Auch Mobbing, herabsetzendes und erniedrigendes Verhalten, kann einem die Worte rauben.
Diese Erfahrung hat Hanna gemacht. Von Hanna wird im Ersten Teil der Bibel berichtet. Hanna war kinderlos geblieben. In ihrer orientalischen Kultur ist das eine Schmach. Sie wird verspottet, entwürdigt. Das Gespött hat sie mundtot gemacht. Selbst das Gebet im Tempel kann sie nicht mehr laut aussprechen. So gedemütigt fühlt sie sich. Sogar der Priester hält sie für betrunken. Aber Gott erhört Hannas Gebet auch ohne große Worte. Er hört den stummen Schrei der Erniedrigten. „Beten und jemand Recht schaffen sind im Hebräischen verwandte Wörter“, sagt die Rabbinerin, deren Bibelauslegung ich in dieser Woche online verfolgt habe. Gott erhört Hannas Gebet und schafft ihr Recht. Sie bekommt einen Sohn, – jetzt verstummt das Gespött der Leute.

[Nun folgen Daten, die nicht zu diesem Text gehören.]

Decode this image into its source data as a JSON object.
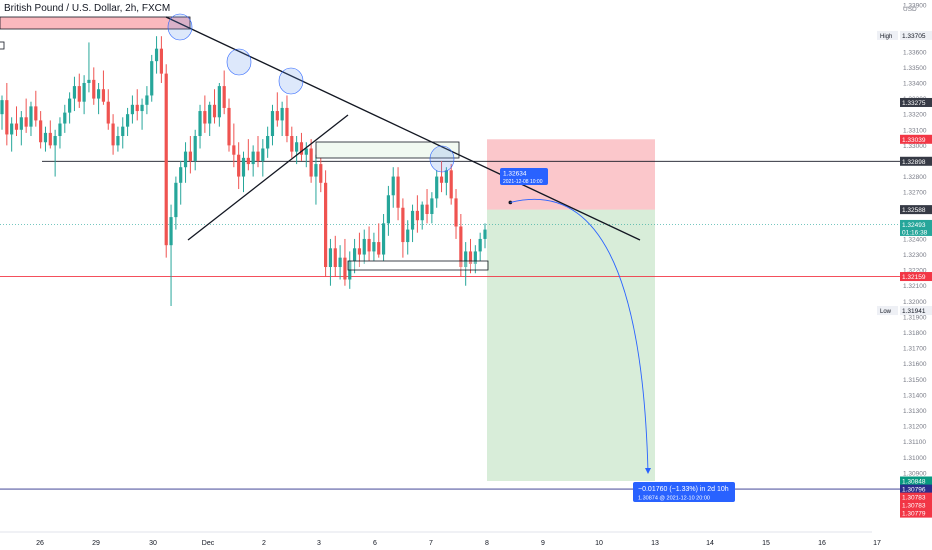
{
  "chart_data": {
    "type": "candlestick",
    "title": "British Pound / U.S. Dollar, 2h, FXCM",
    "currency": "USD",
    "ylim": [
      1.3076,
      1.339
    ],
    "x_ticks": [
      "26",
      "29",
      "30",
      "Dec",
      "2",
      "3",
      "6",
      "7",
      "8",
      "9",
      "10",
      "13",
      "14",
      "15",
      "16",
      "17"
    ],
    "y_ticks": [
      "1.33900",
      "1.33705",
      "1.33600",
      "1.33500",
      "1.33400",
      "1.33300",
      "1.33275",
      "1.33200",
      "1.33100",
      "1.33039",
      "1.33000",
      "1.32898",
      "1.32800",
      "1.32700",
      "1.32588",
      "1.32493",
      "1.32400",
      "1.32300",
      "1.32200",
      "1.32159",
      "1.32100",
      "1.32000",
      "1.31941",
      "1.31900",
      "1.31800",
      "1.31700",
      "1.31600",
      "1.31500",
      "1.31400",
      "1.31300",
      "1.31200",
      "1.31100",
      "1.31000",
      "1.30900",
      "1.30848",
      "1.30796",
      "1.30783",
      "1.30779"
    ],
    "badges": [
      {
        "label": "High",
        "value": "1.33705",
        "kind": "plain"
      },
      {
        "label": "",
        "value": "1.33275",
        "kind": "dark"
      },
      {
        "label": "",
        "value": "1.33039",
        "kind": "red"
      },
      {
        "label": "",
        "value": "1.32898",
        "kind": "dark"
      },
      {
        "label": "",
        "value": "1.32588",
        "kind": "dark"
      },
      {
        "label": "",
        "value": "1.32493",
        "sub": "01:16:38",
        "kind": "teal"
      },
      {
        "label": "",
        "value": "1.32159",
        "kind": "red"
      },
      {
        "label": "Low",
        "value": "1.31941",
        "kind": "plain"
      },
      {
        "label": "",
        "value": "1.30848",
        "kind": "green"
      },
      {
        "label": "",
        "value": "1.30796",
        "kind": "navy"
      },
      {
        "label": "",
        "value": "1.30783",
        "kind": "red"
      },
      {
        "label": "",
        "value": "1.30783",
        "kind": "red"
      },
      {
        "label": "",
        "value": "1.30779",
        "kind": "red"
      }
    ],
    "horizontal_levels": [
      {
        "value": 1.32898,
        "color": "#131722"
      },
      {
        "value": 1.32159,
        "color": "#f23645"
      },
      {
        "value": 1.30796,
        "color": "#2a2e8a"
      }
    ],
    "position": {
      "direction": "short",
      "entry": 1.32588,
      "stop": 1.33039,
      "target": 1.30848,
      "start_time": "2021-12-08 00:00",
      "end_time": "2021-12-13 00:00"
    },
    "entry_label": {
      "price": "1.32634",
      "time": "2021-12-08 10:00"
    },
    "target_label": {
      "change": "−0.01760 (−1.33%) in 2d 10h",
      "detail": "1.30874 @ 2021-12-10 20:00"
    },
    "candles": [
      {
        "o": 1.332,
        "h": 1.3332,
        "l": 1.331,
        "c": 1.3329
      },
      {
        "o": 1.3329,
        "h": 1.334,
        "l": 1.33,
        "c": 1.3307
      },
      {
        "o": 1.3307,
        "h": 1.3318,
        "l": 1.3296,
        "c": 1.3314
      },
      {
        "o": 1.3314,
        "h": 1.3325,
        "l": 1.3306,
        "c": 1.331
      },
      {
        "o": 1.331,
        "h": 1.3322,
        "l": 1.33,
        "c": 1.3318
      },
      {
        "o": 1.3318,
        "h": 1.333,
        "l": 1.3308,
        "c": 1.3312
      },
      {
        "o": 1.3312,
        "h": 1.3328,
        "l": 1.3306,
        "c": 1.3325
      },
      {
        "o": 1.3325,
        "h": 1.3335,
        "l": 1.3312,
        "c": 1.3316
      },
      {
        "o": 1.3316,
        "h": 1.3322,
        "l": 1.3298,
        "c": 1.3302
      },
      {
        "o": 1.3302,
        "h": 1.3312,
        "l": 1.3296,
        "c": 1.3308
      },
      {
        "o": 1.3308,
        "h": 1.3316,
        "l": 1.3298,
        "c": 1.33
      },
      {
        "o": 1.33,
        "h": 1.331,
        "l": 1.328,
        "c": 1.3306
      },
      {
        "o": 1.3306,
        "h": 1.3318,
        "l": 1.3298,
        "c": 1.3314
      },
      {
        "o": 1.3314,
        "h": 1.3326,
        "l": 1.3308,
        "c": 1.3321
      },
      {
        "o": 1.3321,
        "h": 1.3334,
        "l": 1.3314,
        "c": 1.333
      },
      {
        "o": 1.333,
        "h": 1.3344,
        "l": 1.3322,
        "c": 1.3338
      },
      {
        "o": 1.3338,
        "h": 1.3346,
        "l": 1.3324,
        "c": 1.3328
      },
      {
        "o": 1.3328,
        "h": 1.3345,
        "l": 1.332,
        "c": 1.334
      },
      {
        "o": 1.334,
        "h": 1.3366,
        "l": 1.3334,
        "c": 1.3342
      },
      {
        "o": 1.3342,
        "h": 1.335,
        "l": 1.3326,
        "c": 1.333
      },
      {
        "o": 1.333,
        "h": 1.334,
        "l": 1.332,
        "c": 1.3336
      },
      {
        "o": 1.3336,
        "h": 1.3348,
        "l": 1.3326,
        "c": 1.3328
      },
      {
        "o": 1.3328,
        "h": 1.3336,
        "l": 1.331,
        "c": 1.3314
      },
      {
        "o": 1.3314,
        "h": 1.332,
        "l": 1.3294,
        "c": 1.33
      },
      {
        "o": 1.33,
        "h": 1.3312,
        "l": 1.3296,
        "c": 1.3306
      },
      {
        "o": 1.3306,
        "h": 1.3318,
        "l": 1.3298,
        "c": 1.3312
      },
      {
        "o": 1.3312,
        "h": 1.3324,
        "l": 1.3306,
        "c": 1.332
      },
      {
        "o": 1.332,
        "h": 1.3332,
        "l": 1.3314,
        "c": 1.3326
      },
      {
        "o": 1.3326,
        "h": 1.3336,
        "l": 1.3316,
        "c": 1.3322
      },
      {
        "o": 1.3322,
        "h": 1.333,
        "l": 1.331,
        "c": 1.3326
      },
      {
        "o": 1.3326,
        "h": 1.3338,
        "l": 1.332,
        "c": 1.3332
      },
      {
        "o": 1.3332,
        "h": 1.3358,
        "l": 1.3328,
        "c": 1.3354
      },
      {
        "o": 1.3354,
        "h": 1.337,
        "l": 1.3346,
        "c": 1.3362
      },
      {
        "o": 1.3362,
        "h": 1.337,
        "l": 1.334,
        "c": 1.3346
      },
      {
        "o": 1.3346,
        "h": 1.3352,
        "l": 1.3228,
        "c": 1.3236
      },
      {
        "o": 1.3236,
        "h": 1.3262,
        "l": 1.3197,
        "c": 1.3254
      },
      {
        "o": 1.3254,
        "h": 1.328,
        "l": 1.3246,
        "c": 1.3276
      },
      {
        "o": 1.3276,
        "h": 1.329,
        "l": 1.3262,
        "c": 1.3286
      },
      {
        "o": 1.3286,
        "h": 1.3302,
        "l": 1.3276,
        "c": 1.3296
      },
      {
        "o": 1.3296,
        "h": 1.3306,
        "l": 1.3282,
        "c": 1.329
      },
      {
        "o": 1.329,
        "h": 1.331,
        "l": 1.3284,
        "c": 1.3306
      },
      {
        "o": 1.3306,
        "h": 1.3326,
        "l": 1.3298,
        "c": 1.3322
      },
      {
        "o": 1.3322,
        "h": 1.3332,
        "l": 1.3308,
        "c": 1.3314
      },
      {
        "o": 1.3314,
        "h": 1.3328,
        "l": 1.3306,
        "c": 1.3326
      },
      {
        "o": 1.3326,
        "h": 1.3336,
        "l": 1.3314,
        "c": 1.3318
      },
      {
        "o": 1.3318,
        "h": 1.334,
        "l": 1.3312,
        "c": 1.3338
      },
      {
        "o": 1.3338,
        "h": 1.3348,
        "l": 1.332,
        "c": 1.3324
      },
      {
        "o": 1.3324,
        "h": 1.333,
        "l": 1.3296,
        "c": 1.33
      },
      {
        "o": 1.33,
        "h": 1.3314,
        "l": 1.3286,
        "c": 1.3294
      },
      {
        "o": 1.3294,
        "h": 1.3302,
        "l": 1.3272,
        "c": 1.328
      },
      {
        "o": 1.328,
        "h": 1.3296,
        "l": 1.327,
        "c": 1.3292
      },
      {
        "o": 1.3292,
        "h": 1.3304,
        "l": 1.3284,
        "c": 1.3288
      },
      {
        "o": 1.3288,
        "h": 1.33,
        "l": 1.328,
        "c": 1.3296
      },
      {
        "o": 1.3296,
        "h": 1.3306,
        "l": 1.3286,
        "c": 1.329
      },
      {
        "o": 1.329,
        "h": 1.3304,
        "l": 1.328,
        "c": 1.3298
      },
      {
        "o": 1.3298,
        "h": 1.3312,
        "l": 1.3292,
        "c": 1.3306
      },
      {
        "o": 1.3306,
        "h": 1.3326,
        "l": 1.33,
        "c": 1.3322
      },
      {
        "o": 1.3322,
        "h": 1.3334,
        "l": 1.3312,
        "c": 1.3316
      },
      {
        "o": 1.3316,
        "h": 1.3328,
        "l": 1.3306,
        "c": 1.3324
      },
      {
        "o": 1.3324,
        "h": 1.3332,
        "l": 1.3302,
        "c": 1.3306
      },
      {
        "o": 1.3306,
        "h": 1.3312,
        "l": 1.3292,
        "c": 1.3296
      },
      {
        "o": 1.3296,
        "h": 1.3306,
        "l": 1.3288,
        "c": 1.3302
      },
      {
        "o": 1.3302,
        "h": 1.3308,
        "l": 1.329,
        "c": 1.3294
      },
      {
        "o": 1.3294,
        "h": 1.3302,
        "l": 1.3286,
        "c": 1.3298
      },
      {
        "o": 1.3298,
        "h": 1.3304,
        "l": 1.3276,
        "c": 1.328
      },
      {
        "o": 1.328,
        "h": 1.3294,
        "l": 1.3262,
        "c": 1.3288
      },
      {
        "o": 1.3288,
        "h": 1.3292,
        "l": 1.327,
        "c": 1.3276
      },
      {
        "o": 1.3276,
        "h": 1.3284,
        "l": 1.3216,
        "c": 1.3222
      },
      {
        "o": 1.3222,
        "h": 1.324,
        "l": 1.321,
        "c": 1.3234
      },
      {
        "o": 1.3234,
        "h": 1.3242,
        "l": 1.3216,
        "c": 1.3222
      },
      {
        "o": 1.3222,
        "h": 1.3236,
        "l": 1.3214,
        "c": 1.3228
      },
      {
        "o": 1.3228,
        "h": 1.324,
        "l": 1.321,
        "c": 1.3214
      },
      {
        "o": 1.3214,
        "h": 1.3232,
        "l": 1.3208,
        "c": 1.3226
      },
      {
        "o": 1.3226,
        "h": 1.324,
        "l": 1.3218,
        "c": 1.3234
      },
      {
        "o": 1.3234,
        "h": 1.3244,
        "l": 1.3222,
        "c": 1.323
      },
      {
        "o": 1.323,
        "h": 1.3246,
        "l": 1.3224,
        "c": 1.324
      },
      {
        "o": 1.324,
        "h": 1.3248,
        "l": 1.3226,
        "c": 1.3232
      },
      {
        "o": 1.3232,
        "h": 1.3244,
        "l": 1.3226,
        "c": 1.3238
      },
      {
        "o": 1.3238,
        "h": 1.325,
        "l": 1.3228,
        "c": 1.323
      },
      {
        "o": 1.323,
        "h": 1.3256,
        "l": 1.3226,
        "c": 1.325
      },
      {
        "o": 1.325,
        "h": 1.3274,
        "l": 1.3242,
        "c": 1.3268
      },
      {
        "o": 1.3268,
        "h": 1.3286,
        "l": 1.326,
        "c": 1.328
      },
      {
        "o": 1.328,
        "h": 1.3286,
        "l": 1.3252,
        "c": 1.326
      },
      {
        "o": 1.326,
        "h": 1.3266,
        "l": 1.3228,
        "c": 1.3238
      },
      {
        "o": 1.3238,
        "h": 1.3252,
        "l": 1.323,
        "c": 1.3246
      },
      {
        "o": 1.3246,
        "h": 1.3262,
        "l": 1.3238,
        "c": 1.3258
      },
      {
        "o": 1.3258,
        "h": 1.3268,
        "l": 1.3244,
        "c": 1.3252
      },
      {
        "o": 1.3252,
        "h": 1.3264,
        "l": 1.3246,
        "c": 1.3262
      },
      {
        "o": 1.3262,
        "h": 1.3272,
        "l": 1.325,
        "c": 1.3256
      },
      {
        "o": 1.3256,
        "h": 1.327,
        "l": 1.325,
        "c": 1.3266
      },
      {
        "o": 1.3266,
        "h": 1.3284,
        "l": 1.326,
        "c": 1.328
      },
      {
        "o": 1.328,
        "h": 1.329,
        "l": 1.327,
        "c": 1.3276
      },
      {
        "o": 1.3276,
        "h": 1.3286,
        "l": 1.3268,
        "c": 1.3284
      },
      {
        "o": 1.3284,
        "h": 1.3288,
        "l": 1.3262,
        "c": 1.3266
      },
      {
        "o": 1.3266,
        "h": 1.3272,
        "l": 1.324,
        "c": 1.3248
      },
      {
        "o": 1.3248,
        "h": 1.3256,
        "l": 1.3216,
        "c": 1.3222
      },
      {
        "o": 1.3222,
        "h": 1.3238,
        "l": 1.321,
        "c": 1.3232
      },
      {
        "o": 1.3232,
        "h": 1.324,
        "l": 1.3218,
        "c": 1.3224
      },
      {
        "o": 1.3224,
        "h": 1.3236,
        "l": 1.3218,
        "c": 1.3232
      },
      {
        "o": 1.3232,
        "h": 1.3244,
        "l": 1.3226,
        "c": 1.324
      },
      {
        "o": 1.324,
        "h": 1.325,
        "l": 1.3234,
        "c": 1.3246
      }
    ]
  }
}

Hanna findet ihre Sprache wieder und ihre Würde, ihr Selbstbewusstsein. Sie singt von dem Gott, der die Schwachen erhört und ihnen Recht schafft, denn das ist ihre eigene Erfahrung. „Er hebt auf den Dürftigen aus dem Staub und erhöht den Armen aus der Asche“ (1.Sam. 2,8). – Sie singt so laut und fröhlich, dass ich meine, es bis hierher hören zu können.
„Tu deinen Mund auf für d i e A n d e r e n !“ (Sprüche 31,8). Das war das Thema der „Woche der Brüderlichkeit“ in Kassel. Juden und Christen hören gemeinsam auf einen Text der Bibel. In diesem Jahr ging es um Hanna, die Frau, die ihre Sprache wiedergefunden hat und ihre Würde. Wer Gott auf seiner Seite weiß, kann auch für die anderen den Mund aufmachen!
„Alt sein heißt nicht stumm sein“, hat Monika Salzer, die Gründerin der OMAS GEGEN RECHTS gesagt. Omas und Opas haben Verantwortung für die Enkelgeneration. Sie haben die Auswirkungen der Nazi-Zeit selbst noch erlebt. Sie wissen, wie es ist, wenn Menschen entwürdigt und gedemütigt werden.
Manche Frauen bei den OMAS GEGEN RECHTS sind weit älter als ich,Toni zum Beispiel. Sie ist körperlich stark eingeschränkt und auf Demos von „Fridays for Future“ mit dem Rollator unterwegs. Liebevoll begleitet sie eine Flüchtlingsfamilie aus Afrika. Frauen wie Toni machen mir Mut. Mut, den Mund aufzumachen für die, die keine Lobby haben.
Das trifft für mich den Nagel auf den Kopf.
Die “schweigede Mehrheit” darf es nicht geben, wenn eine Demokratie funktionieren soll.
Eine Demokratie muss sich nicht alles gefallen lassen und es muss ihr möglich sein, die “falschen Propheten” vom Hof zu jagen.